By creating the replication slot as the first statement in a transaction and setting the USE_SNAPSHOT option we ensure that the transaction and the slot are at the exact same point. The existence of the slot will prevent any WAL segments from being cleaned up while our replica is busy reading the initial snapshot.

Once the initial sync is done the transaction is committed to release the snapshot and the replica can start streaming the slot normally with no data loss.

Transaction boundaries and timestamps

A key design goal is to maintain the  transaction boundaries from the upstream database so that no query on materialize can observe states that never existed upstream. At the same time, the data ingested from postgres should be join-able with other sources in materialize. This means that all updates must have a timestamp that is related to the wall-clock time.

The implementation is greatly simplified by the logical replication protocol that guarantees that we'll receive full transactions in commit order. In the replication stream each transaction is represented by a BEGIN message, followed by one or more row updates, and finally by a COMMIT message.

Each transaction is timestamped with the wall-clock time at the time of the BEGIN message. This allows the source implementation to emit rows as it receives them and ensure that transaction boundaries are guaranteed.

Optimizing multiple table syncing

If one view was created per upstream table one by one would lead to several source instances of being created. This is problematic since each source instance needs a separate replication slot created upstream which can be exhausted very quickly and also the required bandwidth would be multiplied by the number of synced tables.

An easy way to ensure this doesn't happen is to declare the original SOURCE a MATERIALIZED SOURCE. This has the benefit of creating only one source instance, avoiding the bandiwdth bloat. The downside is that the in-memory index created will contain the data for all the tables, even ones that are not needed by downstream views, and also hold data in their text-encoded format meaning that each downstream user will have to decode independently.

In order to optimize the in-memory indexes an un-materialized source needs to be created on which multiple materialized views are based. In order to ensure a single source instance is created the views have to be created all at once so that materialize has a chance to process them as a single unit.

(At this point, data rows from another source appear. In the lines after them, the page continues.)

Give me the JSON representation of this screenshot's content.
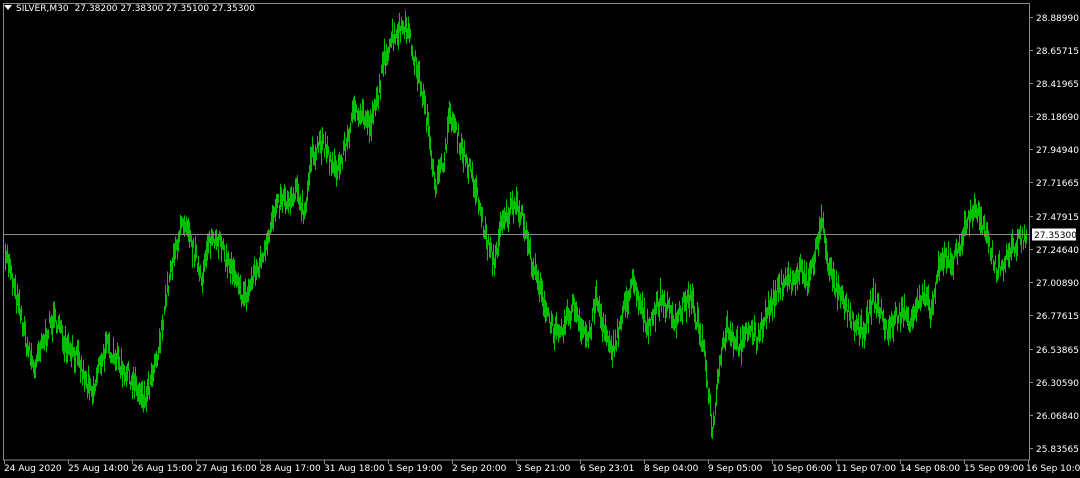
{
  "header": {
    "symbol": "SILVER,M30",
    "ohlc": "27.38200 27.38300 27.35100 27.35300"
  },
  "colors": {
    "background": "#000000",
    "bars": "#00c000",
    "frame": "#8a8a8a",
    "text": "#ffffff",
    "price_line": "#8c8c8c",
    "price_label_bg": "#ffffff",
    "price_label_text": "#000000"
  },
  "chart_data": {
    "type": "line",
    "ylim": [
      25.75,
      28.98
    ],
    "y_ticks": [
      "28.88990",
      "28.65715",
      "28.41965",
      "28.18690",
      "27.94940",
      "27.71665",
      "27.47915",
      "27.24640",
      "27.00890",
      "26.77615",
      "26.53865",
      "26.30590",
      "26.06840",
      "25.83565"
    ],
    "x_ticks": [
      "24 Aug 2020",
      "25 Aug 14:00",
      "26 Aug 15:00",
      "27 Aug 16:00",
      "28 Aug 17:00",
      "31 Aug 18:00",
      "1 Sep 19:00",
      "2 Sep 20:00",
      "3 Sep 21:00",
      "6 Sep 23:01",
      "8 Sep 04:00",
      "9 Sep 05:00",
      "10 Sep 06:00",
      "11 Sep 07:00",
      "14 Sep 08:00",
      "15 Sep 09:00",
      "16 Sep 10:00"
    ],
    "current_price": "27.35300",
    "series": [
      {
        "style": "bars",
        "values": [
          27.25,
          27.0,
          26.8,
          26.55,
          26.4,
          26.55,
          26.7,
          26.75,
          26.6,
          26.55,
          26.45,
          26.3,
          26.2,
          26.45,
          26.55,
          26.5,
          26.4,
          26.35,
          26.25,
          26.15,
          26.3,
          26.5,
          26.9,
          27.15,
          27.4,
          27.35,
          27.2,
          27.05,
          27.3,
          27.35,
          27.2,
          27.1,
          26.95,
          26.9,
          27.05,
          27.15,
          27.35,
          27.5,
          27.6,
          27.55,
          27.65,
          27.5,
          27.9,
          28.0,
          27.95,
          27.8,
          27.85,
          28.05,
          28.25,
          28.2,
          28.1,
          28.3,
          28.6,
          28.75,
          28.8,
          28.85,
          28.6,
          28.4,
          28.1,
          27.7,
          27.85,
          28.2,
          28.05,
          27.9,
          27.75,
          27.55,
          27.3,
          27.15,
          27.4,
          27.5,
          27.6,
          27.45,
          27.2,
          27.0,
          26.85,
          26.7,
          26.6,
          26.75,
          26.85,
          26.7,
          26.6,
          26.9,
          26.7,
          26.5,
          26.65,
          26.85,
          27.0,
          26.85,
          26.7,
          26.8,
          26.9,
          26.8,
          26.75,
          26.85,
          26.9,
          26.7,
          26.45,
          25.95,
          26.5,
          26.7,
          26.6,
          26.55,
          26.7,
          26.6,
          26.75,
          26.85,
          26.95,
          27.05,
          27.0,
          27.1,
          27.0,
          27.2,
          27.45,
          27.1,
          26.95,
          26.85,
          26.75,
          26.65,
          26.7,
          26.9,
          26.8,
          26.65,
          26.75,
          26.8,
          26.75,
          26.85,
          26.9,
          26.8,
          27.1,
          27.2,
          27.15,
          27.3,
          27.45,
          27.55,
          27.4,
          27.25,
          27.1,
          27.15,
          27.25,
          27.3,
          27.35
        ]
      }
    ]
  }
}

This is accomplished using the CREATE VIEWS FROM SOURCE .. syntax. When views are created using this syntax the system will create single dataflow where each per-table index is reading data from a singular source instance.

Testing strategy

Testing this source properly will require simulating various network failures. At the time of writing there are existing happy path tests using mzcompose but all of them run on the stable network provided by docker-compose.

In order to simulate network failures an intermediary container will be used that can manipulate the network on command. A good candidate for that is Spotify's toxiproxy. Using mzcompose we can setup materialized to connect to postgres through toxiproxy which will be controlled using its HTTP API.

In a parallel effort, support for issuing curl commands directly from testdrive is being worked on. Together, these two will allow us to run testdrive tests that simulate flaky networks, connections drops, slow connections, etc.

Open questions

Initial sync resume logic

A strategy for handling connection disconnects is missing for the initial syncing phase. This isn't a huge problem as this only happens once at start up but having a solution would make the system more robust.

When postgres itself encounters a disconnection as a read replica during the initial sync phase it can just throw away its intermediate results and start from the beginning. This however is not something we can do once we have issued data into the dataflow. Differential collections have no "truncate" operation and the only way to remove data from them is to issue the corresponding retractions.

A naive implementation of resumption during initial sync would be to buffer all the rows of a table outside of the dataflow (e.g in a Vec<Row>) and issue them all at once when we are certain that no interruption occured. In the case of a disconnection the Vec can be discarded and start from the beginning.